Picky eating is a common challenge families encounter. For a variety of reasons, some children are very selective about the foods they will eat. Children may not like certain textures, colors, shapes, or flavors. Children may refuse to try new or unfamiliar foods.
Picky eating is also a common cause of worry and tension for parents and caregivers who may worry about whether young children are getting the nutrition they need to grow and thrive. The amount of food and number of servings a child needs from each food group depends on that child’s age and activity level. A child who is growing well is getting enough to eat. Your child’s health care provider can best answer questions about how much a child needs to eat.

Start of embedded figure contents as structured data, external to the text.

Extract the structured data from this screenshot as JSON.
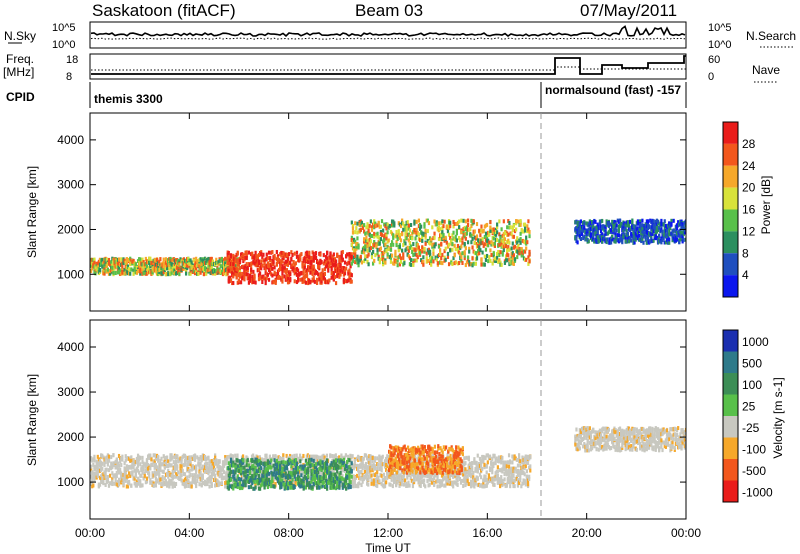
{
  "header": {
    "radar": "Saskatoon (fitACF)",
    "beam": "Beam 03",
    "date": "07/May/2011"
  },
  "summary": {
    "nsky_label": "N.Sky",
    "nsky_ticks": [
      "10^5",
      "10^0"
    ],
    "nsearch_label": "N.Search",
    "nsearch_ticks": [
      "10^5",
      "10^0"
    ],
    "freq_label": "Freq.",
    "freq_unit": "[MHz]",
    "freq_ticks": [
      "18",
      "8"
    ],
    "nave_label": "Nave",
    "nave_ticks": [
      "60",
      "0"
    ],
    "cpid_label": "CPID",
    "cpid_segments": [
      {
        "start": "00:00",
        "end": "18:05",
        "text": "themis 3300"
      },
      {
        "start": "18:05",
        "end": "24:00",
        "text": "normalsound (fast) -157"
      }
    ]
  },
  "chart_data": [
    {
      "type": "heatmap",
      "title": "",
      "xlabel": "Time UT",
      "ylabel": "Slant Range [km]",
      "x_ticks": [
        "00:00",
        "04:00",
        "08:00",
        "12:00",
        "16:00",
        "20:00",
        "00:00"
      ],
      "xlim_hours": [
        0,
        24
      ],
      "ylim_km": [
        180,
        4600
      ],
      "y_ticks": [
        1000,
        2000,
        3000,
        4000
      ],
      "colorbar": {
        "label": "Power [dB]",
        "ticks": [
          "4",
          "8",
          "12",
          "16",
          "20",
          "24",
          "28"
        ],
        "colors": [
          "#0b17ee",
          "#1f4fbf",
          "#2b8f5f",
          "#58c04a",
          "#d8e23a",
          "#f6a82a",
          "#f3571c",
          "#ea1c1a"
        ]
      },
      "scatter_regions": [
        {
          "from_h": 0.0,
          "to_h": 6.0,
          "range_km": [
            1000,
            1350
          ],
          "level": "moderate"
        },
        {
          "from_h": 5.5,
          "to_h": 10.5,
          "range_km": [
            800,
            1500
          ],
          "level": "high"
        },
        {
          "from_h": 10.5,
          "to_h": 17.7,
          "range_km": [
            1200,
            2200
          ],
          "level": "moderate"
        },
        {
          "from_h": 19.5,
          "to_h": 24.0,
          "range_km": [
            1700,
            2200
          ],
          "level": "low"
        }
      ]
    },
    {
      "type": "heatmap",
      "title": "",
      "xlabel": "Time UT",
      "ylabel": "Slant Range [km]",
      "x_ticks": [
        "00:00",
        "04:00",
        "08:00",
        "12:00",
        "16:00",
        "20:00",
        "00:00"
      ],
      "xlim_hours": [
        0,
        24
      ],
      "ylim_km": [
        180,
        4600
      ],
      "y_ticks": [
        1000,
        2000,
        3000,
        4000
      ],
      "colorbar": {
        "label": "Velocity [m s-1]",
        "ticks": [
          "1000",
          "500",
          "100",
          "25",
          "-25",
          "-100",
          "-500",
          "-1000"
        ],
        "colors": [
          "#1b2fb0",
          "#2e7a8a",
          "#3c8e56",
          "#58c04a",
          "#c8c8c0",
          "#f6a82a",
          "#f3571c",
          "#ea1c1a"
        ]
      },
      "scatter_regions": [
        {
          "from_h": 0.0,
          "to_h": 17.7,
          "range_km": [
            900,
            1600
          ],
          "level": "ground"
        },
        {
          "from_h": 5.5,
          "to_h": 10.5,
          "range_km": [
            850,
            1500
          ],
          "level": "positive"
        },
        {
          "from_h": 12.0,
          "to_h": 15.0,
          "range_km": [
            1200,
            1800
          ],
          "level": "negative"
        },
        {
          "from_h": 19.5,
          "to_h": 24.0,
          "range_km": [
            1700,
            2200
          ],
          "level": "ground"
        }
      ]
    }
  ]
}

Instead of focusing on how much a child eats, author and dietician Ellyn Satter encourages parents to consider what she describes as the division of responsibility in feeding. She explains, “Parents are responsible for the what, when, and where of feeding; children are responsible for the how much and whether of eating.” Using this division of responsibility can help parents focus on what they can influence about picky eating and can help children listen to their hunger cues and explore new foods when interested without pressure from caregivers. Here are some what, when, and where ideas to get you started.
- What: Try varying foods within food groups. If your child refuses specific foods from one food group, try others from the same food group. We eat with our eyes in addition to our mouths. Try to vary the colors of fruits and vegetables. Allow children to taste sweet fruits such as pears and melons alongside tart flavors such as lemons or oranges. Try proteins such as eggs, tofu, or a different type of meat or fish. For dairy, remember that yogurt, low-fat flavored milk, or a milk and fruit smoothie can provide needed calcium. Caregivers can add additional nutritional value to some prepared dishes with extra ingredients. Add nonfat dry milk or nonfat plain yogurt to cream soups, milk shakes, and puddings. Mix grated zucchini, carrots, or puréed pumpkin into quick breads, muffins, meat loaf, lasagna, and soups. Use dip such as catsup, ranch dressing, or yogurt to entice a child to try a new fruit or vegetable. Praise your child even if they simply lick the dip or dressing off the fruit or vegetable. Exploring the new food in their mouth is also step toward accepting a new food.
- When: Model the eating behavior you would like to see your child have. Set a good example by eating well yourself. Ideally, eat at least one meal together as a family every day or try for three to four times per week. Keep mealtimes consistent and discourage heavy snacking before meals so children come to the mealtime feeling hungry. If a child is particularly hungry before a meal, serve one part of the meal, such as the vegetable or fruit, while you continue to prepare the rest of the meal.
- Where: Develop a routine by having all your meals about the same time every day and in the same place. Get rid of distractions by turning off the television and other devices during meals, not allowing toys at the table, and minimizing table decorations (children can turn anything into a toy). However, if the kitchen table has become a place of power struggles, try offering healthy foods in a different space, such as a picnic at the park or even just on a picnic blanket inside your living room.
As a caregiver, you can share positive messages about healthy eating and trying new foods through play and participation in food preparation. Pretend to feed dolls and stuffed animals a variety of different foods during play time, read stories that talk about different types of foods, and include your child in cooking by having them try simple tasks such as stirring pancake batter or washing apples.
With time and patience, you and your EI team can work through the challenges of picky eating. Occupational and speech therapists, nutritionists, and developmental therapists all have expertise to share regarding sensory, emotional, and physical challenges that can contribute to picky eating.